McGugan’s ‘inconsistency’ is much maligned, but in reality the games in which he has imposed himself the way his obvious talent suggests he should are few and far between. He has serious game-changing ability, ability which prompted Nottingham Forest team-mate Andy Reid to brand him the ‘best player outside the Premier League’ last April, yet he shows it so rarely that to call it inconsistent would be far too complimentary. If he grabbed more games by the scruff of the neck, the home game against Doncaster in September an example of this, scoring twice in a 2-1 win, then he might well go close to living up to Reid’s billing.

However, when Watford have needed a spark to unlock the opposition – an attribute that McGugan undoubtedly possesses – he has simply failed to stand up and be counted.

He scored one of his long-range ‘specials’, a trait which we had heard much about from his Forest days of and seen on various YouTube clips, despite very little evidence them actually being a ‘speciality’, at home to Derby in October but failed to make his mark in the home games against Leicester and Yeovil – two 3-0 defeats. The midfielder has invariably gone missing against top teams and in important moments when we have needed somebody with some creativity to come to the fore. In games against Reading, Wigan, Brighton, Leeds, QPR and others, he has been toothless. Fernando Forestieri is an example of a player this season who has noticeably gone the other way, standing out as a class act in an average side.

McGugan has the ability to run with the ball, has a good passing range and an obvious eye for goal.
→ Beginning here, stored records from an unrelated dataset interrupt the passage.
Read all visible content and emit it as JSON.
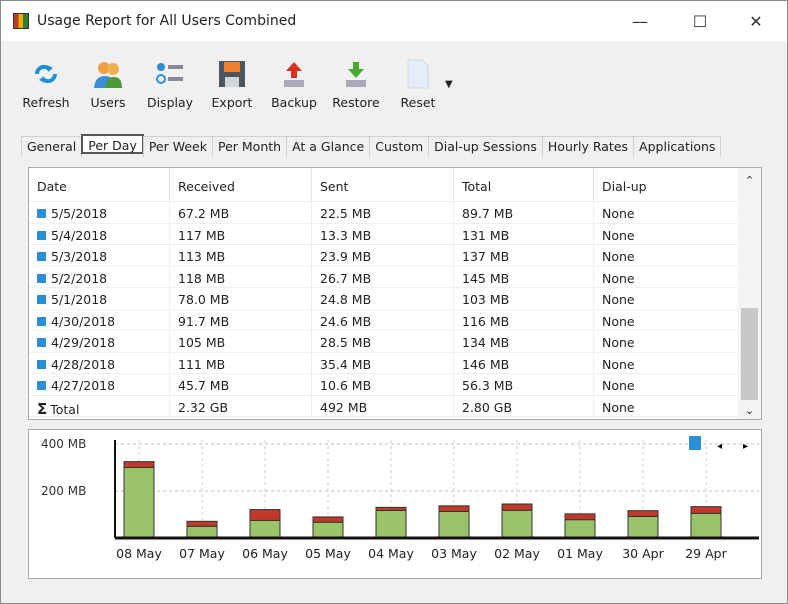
{
  "window": {
    "title": "Usage Report for All Users Combined"
  },
  "toolbar": [
    {
      "label": "Refresh",
      "icon": "refresh-icon"
    },
    {
      "label": "Users",
      "icon": "users-icon"
    },
    {
      "label": "Display",
      "icon": "display-icon"
    },
    {
      "label": "Export",
      "icon": "save-icon"
    },
    {
      "label": "Backup",
      "icon": "backup-icon"
    },
    {
      "label": "Restore",
      "icon": "restore-icon"
    },
    {
      "label": "Reset",
      "icon": "reset-icon"
    }
  ],
  "tabs": [
    "General",
    "Per Day",
    "Per Week",
    "Per Month",
    "At a Glance",
    "Custom",
    "Dial-up Sessions",
    "Hourly Rates",
    "Applications"
  ],
  "active_tab": "Per Day",
  "table": {
    "columns": [
      "Date",
      "Received",
      "Sent",
      "Total",
      "Dial-up"
    ],
    "rows": [
      [
        "5/5/2018",
        "67.2 MB",
        "22.5 MB",
        "89.7 MB",
        "None"
      ],
      [
        "5/4/2018",
        "117 MB",
        "13.3 MB",
        "131 MB",
        "None"
      ],
      [
        "5/3/2018",
        "113 MB",
        "23.9 MB",
        "137 MB",
        "None"
      ],
      [
        "5/2/2018",
        "118 MB",
        "26.7 MB",
        "145 MB",
        "None"
      ],
      [
        "5/1/2018",
        "78.0 MB",
        "24.8 MB",
        "103 MB",
        "None"
      ],
      [
        "4/30/2018",
        "91.7 MB",
        "24.6 MB",
        "116 MB",
        "None"
      ],
      [
        "4/29/2018",
        "105 MB",
        "28.5 MB",
        "134 MB",
        "None"
      ],
      [
        "4/28/2018",
        "111 MB",
        "35.4 MB",
        "146 MB",
        "None"
      ],
      [
        "4/27/2018",
        "45.7 MB",
        "10.6 MB",
        "56.3 MB",
        "None"
      ]
    ],
    "total": [
      "Total",
      "2.32 GB",
      "492 MB",
      "2.80 GB",
      "None"
    ]
  },
  "chart_data": {
    "type": "bar",
    "stacked": true,
    "categories": [
      "08 May",
      "07 May",
      "06 May",
      "05 May",
      "04 May",
      "03 May",
      "02 May",
      "01 May",
      "30 Apr",
      "29 Apr"
    ],
    "series": [
      {
        "name": "Received",
        "color": "#9bc46a",
        "values": [
          300,
          50,
          75,
          67.2,
          117,
          113,
          118,
          78,
          91.7,
          105
        ]
      },
      {
        "name": "Sent",
        "color": "#c0392b",
        "values": [
          25,
          21,
          46,
          22.5,
          13.3,
          23.9,
          26.7,
          24.8,
          24.6,
          28.5
        ]
      }
    ],
    "yticks": [
      {
        "value": 200,
        "label": "200 MB"
      },
      {
        "value": 400,
        "label": "400 MB"
      }
    ],
    "ylim": [
      0,
      400
    ],
    "grid": true
  }
}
But his poor decision-making, his insistence on coasting through games (seemingly enjoying his image as a mercurial talent who can deceive opponents by playing the game to a high standard without making it look as though he has to work hard (the Matthew Briggs syndrome)), his ‘flaky’ attitude to big tackles and his inability to make an impact on a game when his team really need him often render his positive attributes totally pointless. His Championship background and experience may have allowed him more time than other foreign signings, but in truth he has shown the level of application that you would expect from someone who has no experience in this hectic division.

The ‘luxury’ of his occasional wonder-goal or decent delivery is not worth a regular place in the side in comparison to the industry and brisk tempo that Cristian Battocchio and Sean Murray bring to the team. The Hornets have made club history largely without him, winning six consecutive home games without conceding. In the first of those, the aforementioned FA Cup replay against Bristol City, McGugan started and put in one his rare positive performances, scoring one and assisting the other -but this was against lower league opposition.

Battling performances in the second half at AFC Bournemouth, Manchester City, Leicester City and in a number of recent home victories may not have been possible without three central midfielders who will run and run for the entire 90 minutes. Admittedly insipid efforts at Yeovil Town and Bolton Wanderers may have benefitted from a sprinkle of ‘McGugan magic’, but in the main part we have not struggled in the slightest bit without him.

McGugan is a player in there which could undoubtedly aid us in our ambition to eventually reach the Premier League but if he doesn’t deliver his best far more often, he is in danger of joining Neuton, Jean-Alain Fanchone and Steve Leo Beleck in the scrapbook of forgettable Pozzo acquisitions.